É comumente percebido que as obras de arte percorrem por um caminho bastante poético. No entanto, este pensamento que é praticamente automatizado, que passou a vingar após diversos processos na construção de uma classe artística, relacionando o sensível à autoria no fazer artístico, ainda pouco é racionalizado.


Difícil, no entanto, é buscar a racionalização de algo que é tão sensível, isto é, a prática artística. Porém, nada ocorre do acaso, e muito menos a Arte está isenta de um esforço racional em se manifestar. Por diversos séculos, artistas, por exemplo, se esforçaram em programar suas estéticas e seus modus operandi. No Barroco, uma das primeiras manifestações programáticas na arte, os artistas eram induzidos ao decoro e à manifestação prática de uma religião dominante. No Impressionismo, por outro lado, os artistas buscaram na Arte o seu estilo de vida, um que os realocava para fora dos ateliês, cada vez mais focados em perceber a dança das formas a partir da perenidade da luz.
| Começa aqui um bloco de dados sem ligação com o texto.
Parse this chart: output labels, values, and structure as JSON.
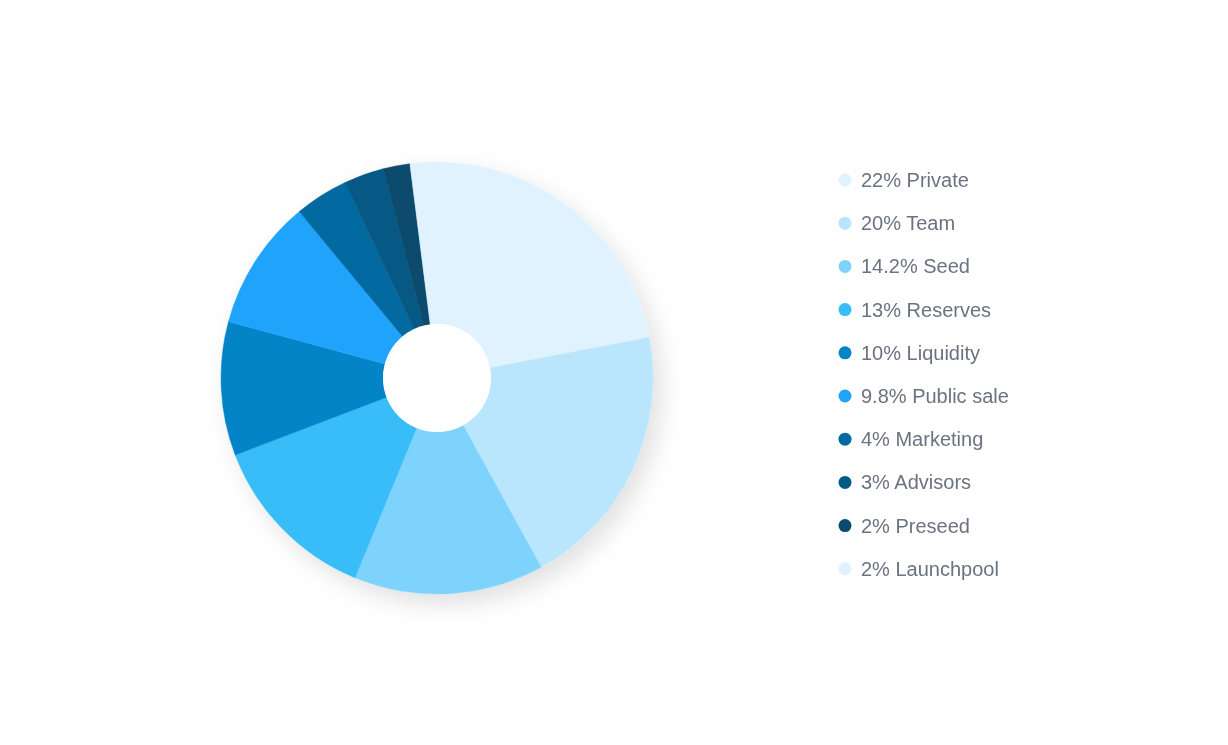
{
  "chart_data": {
    "type": "donut",
    "categories": [
      "Private",
      "Team",
      "Seed",
      "Reserves",
      "Liquidity",
      "Public sale",
      "Marketing",
      "Advisors",
      "Preseed",
      "Launchpool"
    ],
    "values": [
      22,
      20,
      14.2,
      13,
      10,
      9.8,
      4,
      3,
      2,
      2
    ],
    "value_labels": [
      "22%",
      "20%",
      "14.2%",
      "13%",
      "10%",
      "9.8%",
      "4%",
      "3%",
      "2%",
      "2%"
    ],
    "colors": [
      "#e0f2fe",
      "#bae6fd",
      "#7dd3fc",
      "#38bdf8",
      "#0284c7",
      "#20a4fb",
      "#0369a1",
      "#075985",
      "#0c4a6e",
      "#e0f2fe"
    ],
    "legend": "right"
  }
}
E, igualmente esforçados, os artistas contemporâneos buscam para a sua Arte diversas referências, de diversos lugares. Tornar-se-ia, inclusive, um vício da Arte Contemporânea a posse do seu intelecto nas mais distintas áreas de conhecimento. A existência deste texto comprova isso: não há nada mais contemporâneo do que desejar entender a Arte à luz da Literatura.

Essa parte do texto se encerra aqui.